You want an experience?

Look in on the relative in the nursing home. On a regular basis. No wonder people get loopy in there. And the time you spend will be appreciated.

And, yeah, I got all the stuff, but I got mostly stuff related to things that interested me, rather than what somebody else wanted mo to be interested in.

It's not how much, it's what.

Dust Bunny Queen said...

Love the idea of experiences for Christmas. Memories last much longer than gifts.

Some of my best Christmas memories as a child are of going on vacations with my parents, brother and extended family. We traveled a lot, so Santa was not the central part of Christmas for us. After all how could he find us when WE didn't even know where we would be from year to year? He usually managed to send one or two presents though, when we were really little and not too discerning about the logistics.

I don't really remember the gifts....I'm sure there were some......Just the fun experiences.
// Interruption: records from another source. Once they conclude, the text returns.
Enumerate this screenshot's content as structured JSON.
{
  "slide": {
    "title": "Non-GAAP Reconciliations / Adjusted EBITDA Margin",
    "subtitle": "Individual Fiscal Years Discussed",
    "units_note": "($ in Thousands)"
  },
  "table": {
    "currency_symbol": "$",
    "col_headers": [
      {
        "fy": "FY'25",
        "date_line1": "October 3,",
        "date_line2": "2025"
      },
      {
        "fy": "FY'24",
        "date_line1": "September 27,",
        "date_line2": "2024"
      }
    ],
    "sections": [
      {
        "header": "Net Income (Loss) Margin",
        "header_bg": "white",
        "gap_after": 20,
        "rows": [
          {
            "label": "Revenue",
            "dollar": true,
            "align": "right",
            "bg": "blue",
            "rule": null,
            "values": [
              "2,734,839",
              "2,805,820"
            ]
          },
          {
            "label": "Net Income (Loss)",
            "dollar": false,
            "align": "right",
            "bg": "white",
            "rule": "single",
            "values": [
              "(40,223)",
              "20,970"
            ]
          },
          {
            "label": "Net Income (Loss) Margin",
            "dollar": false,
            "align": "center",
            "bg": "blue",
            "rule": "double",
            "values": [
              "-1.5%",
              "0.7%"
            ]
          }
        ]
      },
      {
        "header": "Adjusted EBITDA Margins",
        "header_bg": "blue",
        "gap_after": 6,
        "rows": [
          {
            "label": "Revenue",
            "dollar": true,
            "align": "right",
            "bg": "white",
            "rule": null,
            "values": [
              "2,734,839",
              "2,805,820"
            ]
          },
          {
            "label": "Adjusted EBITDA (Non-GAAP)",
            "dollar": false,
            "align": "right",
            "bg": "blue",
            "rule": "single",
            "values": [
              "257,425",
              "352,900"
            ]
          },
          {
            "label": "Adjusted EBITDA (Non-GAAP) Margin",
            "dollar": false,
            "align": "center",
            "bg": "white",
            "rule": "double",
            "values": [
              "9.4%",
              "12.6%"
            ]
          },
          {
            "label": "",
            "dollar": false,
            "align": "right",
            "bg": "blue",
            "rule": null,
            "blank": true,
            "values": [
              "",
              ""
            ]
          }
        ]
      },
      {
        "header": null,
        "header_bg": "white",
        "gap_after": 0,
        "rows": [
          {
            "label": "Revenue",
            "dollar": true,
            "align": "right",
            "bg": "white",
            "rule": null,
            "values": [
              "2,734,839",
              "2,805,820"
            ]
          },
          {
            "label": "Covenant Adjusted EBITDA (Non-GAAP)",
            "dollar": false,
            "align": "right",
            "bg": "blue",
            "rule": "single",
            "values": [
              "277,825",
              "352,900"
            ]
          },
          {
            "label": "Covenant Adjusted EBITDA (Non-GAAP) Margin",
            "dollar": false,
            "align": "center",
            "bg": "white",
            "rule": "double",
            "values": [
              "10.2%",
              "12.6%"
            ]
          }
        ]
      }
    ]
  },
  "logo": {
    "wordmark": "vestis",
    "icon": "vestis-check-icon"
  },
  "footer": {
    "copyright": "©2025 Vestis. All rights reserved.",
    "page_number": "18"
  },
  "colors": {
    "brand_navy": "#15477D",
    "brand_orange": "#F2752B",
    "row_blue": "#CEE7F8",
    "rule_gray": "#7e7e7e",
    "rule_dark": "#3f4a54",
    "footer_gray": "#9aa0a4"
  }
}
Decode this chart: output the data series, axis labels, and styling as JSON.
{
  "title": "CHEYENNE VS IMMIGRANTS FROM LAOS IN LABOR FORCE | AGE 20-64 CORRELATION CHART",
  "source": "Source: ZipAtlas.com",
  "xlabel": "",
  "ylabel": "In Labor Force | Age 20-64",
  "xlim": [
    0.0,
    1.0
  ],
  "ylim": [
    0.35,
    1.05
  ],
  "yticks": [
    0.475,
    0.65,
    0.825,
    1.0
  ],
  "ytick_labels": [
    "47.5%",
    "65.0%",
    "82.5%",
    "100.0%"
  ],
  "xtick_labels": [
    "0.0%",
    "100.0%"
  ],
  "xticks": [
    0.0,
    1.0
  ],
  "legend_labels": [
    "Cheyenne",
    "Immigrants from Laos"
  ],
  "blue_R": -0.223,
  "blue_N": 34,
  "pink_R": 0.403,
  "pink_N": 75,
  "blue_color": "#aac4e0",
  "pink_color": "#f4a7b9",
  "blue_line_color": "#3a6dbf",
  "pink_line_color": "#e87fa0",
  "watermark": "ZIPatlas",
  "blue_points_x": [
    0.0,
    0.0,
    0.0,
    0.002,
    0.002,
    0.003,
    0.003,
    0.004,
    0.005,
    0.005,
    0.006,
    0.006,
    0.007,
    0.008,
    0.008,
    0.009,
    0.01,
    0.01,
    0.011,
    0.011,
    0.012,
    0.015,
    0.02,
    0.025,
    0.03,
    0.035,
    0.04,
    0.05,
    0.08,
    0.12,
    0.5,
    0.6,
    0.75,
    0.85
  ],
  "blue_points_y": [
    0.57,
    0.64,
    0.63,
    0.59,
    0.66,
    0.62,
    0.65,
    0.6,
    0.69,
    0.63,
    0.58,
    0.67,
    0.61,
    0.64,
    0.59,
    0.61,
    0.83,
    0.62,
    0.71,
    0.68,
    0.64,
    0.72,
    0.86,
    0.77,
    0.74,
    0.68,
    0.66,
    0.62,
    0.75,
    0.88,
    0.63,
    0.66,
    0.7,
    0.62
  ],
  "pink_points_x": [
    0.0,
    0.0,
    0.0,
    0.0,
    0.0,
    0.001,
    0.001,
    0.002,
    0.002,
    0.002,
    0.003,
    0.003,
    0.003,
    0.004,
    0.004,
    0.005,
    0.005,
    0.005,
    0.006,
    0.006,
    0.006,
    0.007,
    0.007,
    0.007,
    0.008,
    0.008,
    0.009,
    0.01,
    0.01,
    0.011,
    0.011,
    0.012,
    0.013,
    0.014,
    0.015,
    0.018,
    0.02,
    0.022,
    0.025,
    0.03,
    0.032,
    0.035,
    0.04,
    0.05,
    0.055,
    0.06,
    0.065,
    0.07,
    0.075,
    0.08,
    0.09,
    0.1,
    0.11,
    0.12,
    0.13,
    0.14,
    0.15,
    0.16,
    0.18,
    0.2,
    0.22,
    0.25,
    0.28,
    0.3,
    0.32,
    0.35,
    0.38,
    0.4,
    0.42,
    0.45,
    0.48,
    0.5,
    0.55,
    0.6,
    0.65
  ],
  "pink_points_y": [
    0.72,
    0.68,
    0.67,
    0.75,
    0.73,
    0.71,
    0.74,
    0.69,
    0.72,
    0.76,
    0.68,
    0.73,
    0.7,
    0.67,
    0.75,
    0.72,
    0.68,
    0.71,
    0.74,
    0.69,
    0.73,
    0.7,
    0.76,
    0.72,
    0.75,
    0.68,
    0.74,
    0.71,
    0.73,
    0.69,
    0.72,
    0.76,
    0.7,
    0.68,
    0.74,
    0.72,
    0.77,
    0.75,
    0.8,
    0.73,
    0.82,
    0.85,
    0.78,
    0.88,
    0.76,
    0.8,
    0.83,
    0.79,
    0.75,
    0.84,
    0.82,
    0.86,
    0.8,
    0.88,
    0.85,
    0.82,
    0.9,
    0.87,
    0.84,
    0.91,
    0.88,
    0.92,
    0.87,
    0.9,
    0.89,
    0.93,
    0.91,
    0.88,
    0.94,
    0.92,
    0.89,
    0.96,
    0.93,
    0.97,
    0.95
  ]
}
Once we settled down and stopped traveling then Christmas became more of a traditional thing.

Many of those experiences and memories are still preserved on old 8mm film that my father took back in the day much of which we were able to digitize.

ndspinelli said...

The most vivid memories were having Christmas Eve w/ my extended family in the basement of my Aunt Helen. We had the traditional 7 fish feast and we would get cash for gifts. All my aunts and uncles and grandma would get those Christmas envelopes from the bank that showed the President or statesmen face. We didn't want to see Washington or least Lincoln and Praise Jesus if you saw Andrew Jackson.

deborah said...

My mom gave us as good Christmases as she could. Dad drank, she worked, and she would run up the charge card from Christmas to Christmas, with school clothes in the Fall added in. And she would be cheerful on Christmas Eve with us, though Dad was out.